Şu anki durumdan memnun olan ve değişmesini istemeyen insana verilen addır. statükocu kişi, şu ana sıkı sıkıya bağlıdır, değişime olağandan fazla tepki gösterir ve karşı çıkar.
Statükocu, muhafazakar değildir, çünkü muhafazakar gibi belli başlı kurallara bağlı değildir; aslında kuralları ve prensipleri de yoktur. Sadece mevcut halden son derece memnundur ve değişmesini istemez. Statükocu yenilikçi de değildir, yenilik değişimi de beraberinde getireceği için, yeniliklere açık olması mümkün olmaz.
Statükocunun başlıca özellikleri nedir derseniz de bencillik ve özgüvensizlik derim.

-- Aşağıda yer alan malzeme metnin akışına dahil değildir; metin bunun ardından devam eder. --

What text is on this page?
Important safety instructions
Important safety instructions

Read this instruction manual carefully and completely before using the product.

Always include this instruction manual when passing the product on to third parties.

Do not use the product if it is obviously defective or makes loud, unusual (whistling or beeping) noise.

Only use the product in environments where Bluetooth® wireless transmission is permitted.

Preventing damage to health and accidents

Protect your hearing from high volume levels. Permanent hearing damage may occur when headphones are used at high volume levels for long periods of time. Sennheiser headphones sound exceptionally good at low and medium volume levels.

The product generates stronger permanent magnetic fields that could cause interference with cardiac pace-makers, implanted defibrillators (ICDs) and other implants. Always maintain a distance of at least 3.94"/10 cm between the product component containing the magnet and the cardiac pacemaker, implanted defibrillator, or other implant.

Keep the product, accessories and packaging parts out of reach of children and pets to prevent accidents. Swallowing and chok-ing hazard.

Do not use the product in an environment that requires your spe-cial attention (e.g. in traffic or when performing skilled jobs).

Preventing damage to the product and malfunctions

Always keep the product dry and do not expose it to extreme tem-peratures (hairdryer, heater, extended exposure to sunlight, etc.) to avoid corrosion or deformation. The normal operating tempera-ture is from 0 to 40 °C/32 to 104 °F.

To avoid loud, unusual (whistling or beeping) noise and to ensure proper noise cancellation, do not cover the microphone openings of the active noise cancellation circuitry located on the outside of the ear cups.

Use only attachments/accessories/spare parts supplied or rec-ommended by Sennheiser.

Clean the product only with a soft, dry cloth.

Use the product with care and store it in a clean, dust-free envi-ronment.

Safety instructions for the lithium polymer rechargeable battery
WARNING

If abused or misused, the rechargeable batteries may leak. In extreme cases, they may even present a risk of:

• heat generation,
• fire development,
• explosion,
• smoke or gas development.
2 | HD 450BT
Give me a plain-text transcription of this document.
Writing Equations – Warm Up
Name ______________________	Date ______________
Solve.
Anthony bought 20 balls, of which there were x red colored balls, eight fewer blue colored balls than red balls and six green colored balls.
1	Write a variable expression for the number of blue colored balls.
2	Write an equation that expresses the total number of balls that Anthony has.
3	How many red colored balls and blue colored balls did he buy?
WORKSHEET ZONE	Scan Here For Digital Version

aklıma özellikle son zamanlarda sürekli chp ve deniz baykal'ı getiren kelime. koskoca en buyuk muhalefet partisinin bunca yılda yaptığı hiç mi bir şey olmaz, hiç mi yenilik getirmez diye haykırasımın geldiği, sonra da muhalefeti bunca yıldır iktidar partisine karşı oluşturamamış siyasete baktığımda, içimin açılmasını sağlayan durumu gözümün önüne getiren durum! herhalde bugun tek ilkesi sozde laikliği korumak olan bir partinin bende bıraktığı iz... peki madem ortalık bu kadar boş, e niye alternatif geliştirilemiyor? bu hakkaten cevabı insanı yerin dibine sokucak kadar utandıran bir şey olsa gerek. düşünüyorum da çalıştığım yerde, yani burdaki çoğu insanın da içinde bulunduğu herhangi bir işletmede, yönetimde ciddi eksiklikler olucak ve o işletme yaşamını devam ettirebilecek... kulağa enteresan geliyor! peki burda yazanların hemen hepsi bu büyük işletmenin içinde değil mi? evet içinde, yani bu yönetimdeki ciddi zaafiyetin faturasını herkes bir şekilde ödemeyecek mi? bunun da cevabı belli, ki her fırsatta bu ödeniyor. e o zaman bu durgunluğun nedeni ne? hadi bunun da cevabını biliyorum, şoyle soruyim: bu durgunluğun devam etmesini sağlayan ne? mışıl mışıl uyumak mı, yoksa herhangi bir nedenden büyülenip düşünme süreçlerinin tıkanması mı? ya da ne?